Patna, Feb. 2: Dads in Nitish Kumar’s Bihar will have to spend more time with moms during childbirth.
The government yesterday announced that it had decided in principle to grant 15 days’ paternity leave to its male employees and extend maternity leave from 90 days to 135 days.
“The move is primarily aimed at ensuring the success of family planning measures as well as contributing to the empowerment of women,” said an official of the health department.
The privilege comes with a condition. The employees will be granted leave only during the birth of the first two children.
This aspect of the decision, said sources, implies that the government does not want its employees to have more than two children.
“There is no provision for such leaves in the event of a couple getting a third child,” said deputy chief minister Sushil Kumar Modi.
Sources in the chief minister’s secretariat confirmed that a proposal for paternity and maternity leaves has been formulated. “It will be approved by the cabinet soon,” a source said.
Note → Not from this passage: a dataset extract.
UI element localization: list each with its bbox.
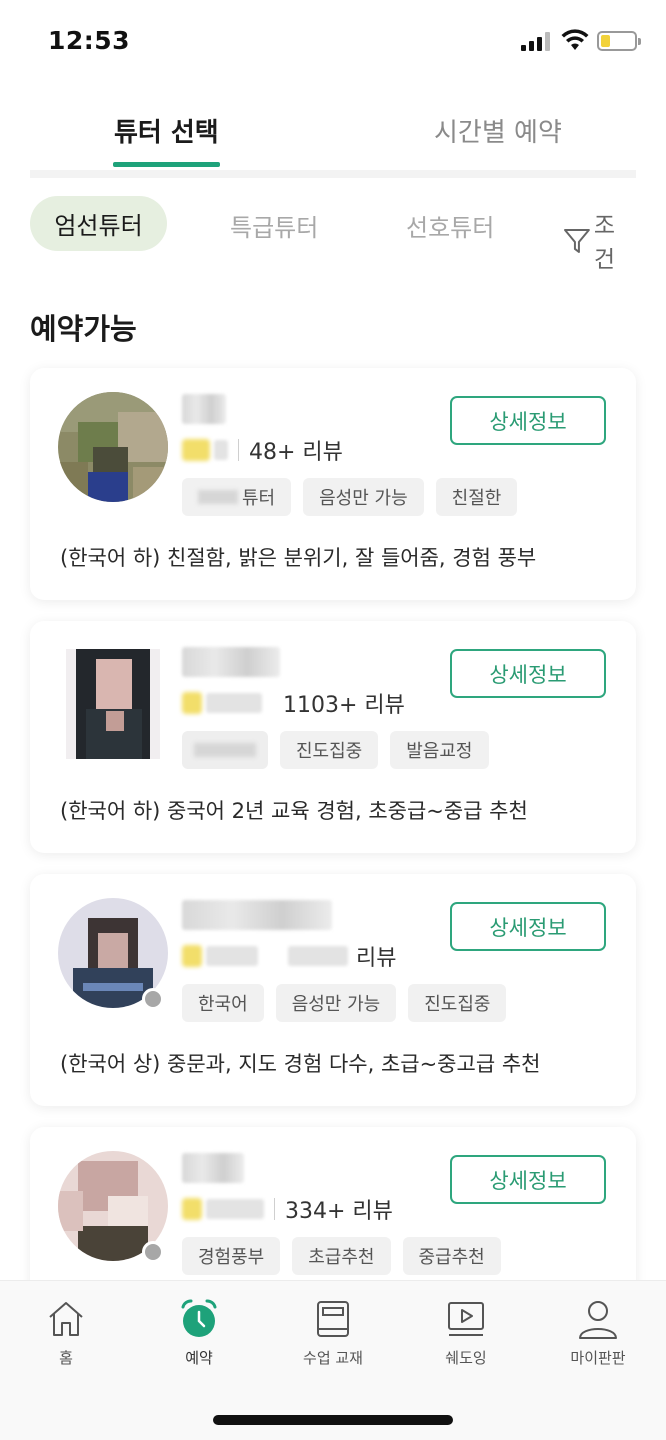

The move, hope government officials, will “give a boost to the chief minister’s initiative to empower women”. “Men do not consider raising children their responsibility. They want the responsibility to remain with women. The paternity leave will make them realise that they are as much responsible for rearing a child as their better halves,” said JD(U) leader Shivanand Tiwary.
“The government will evolve a mechanism to find out if the male employees actually help their wives in raising children during the paternity leave,” said Modi.
The government had already reserved 50 per cent of the seats in local bodies for women. Nitish had also announced 50 per cent reservation for women in posts of schoolteachers.
“Women are an important component of society and they must have their rightful share at all levels of the system,” he said.
The deputy chief minister said the leave proposal is based on the Justice (retd) Sarwar Ali commission’s report submitted in 1999.
The Assembly had discussed the report during the tenure of the Rabri Devi government. “But it was not implemented for some reason,” he added.
Women’s activists are expectedly happy. “It’s a progressive measure that will go a long way in checking the population and also making men understand women and the responsibilities associated with womanhood,” said Manju Prakash, CPM leader and a former MLA.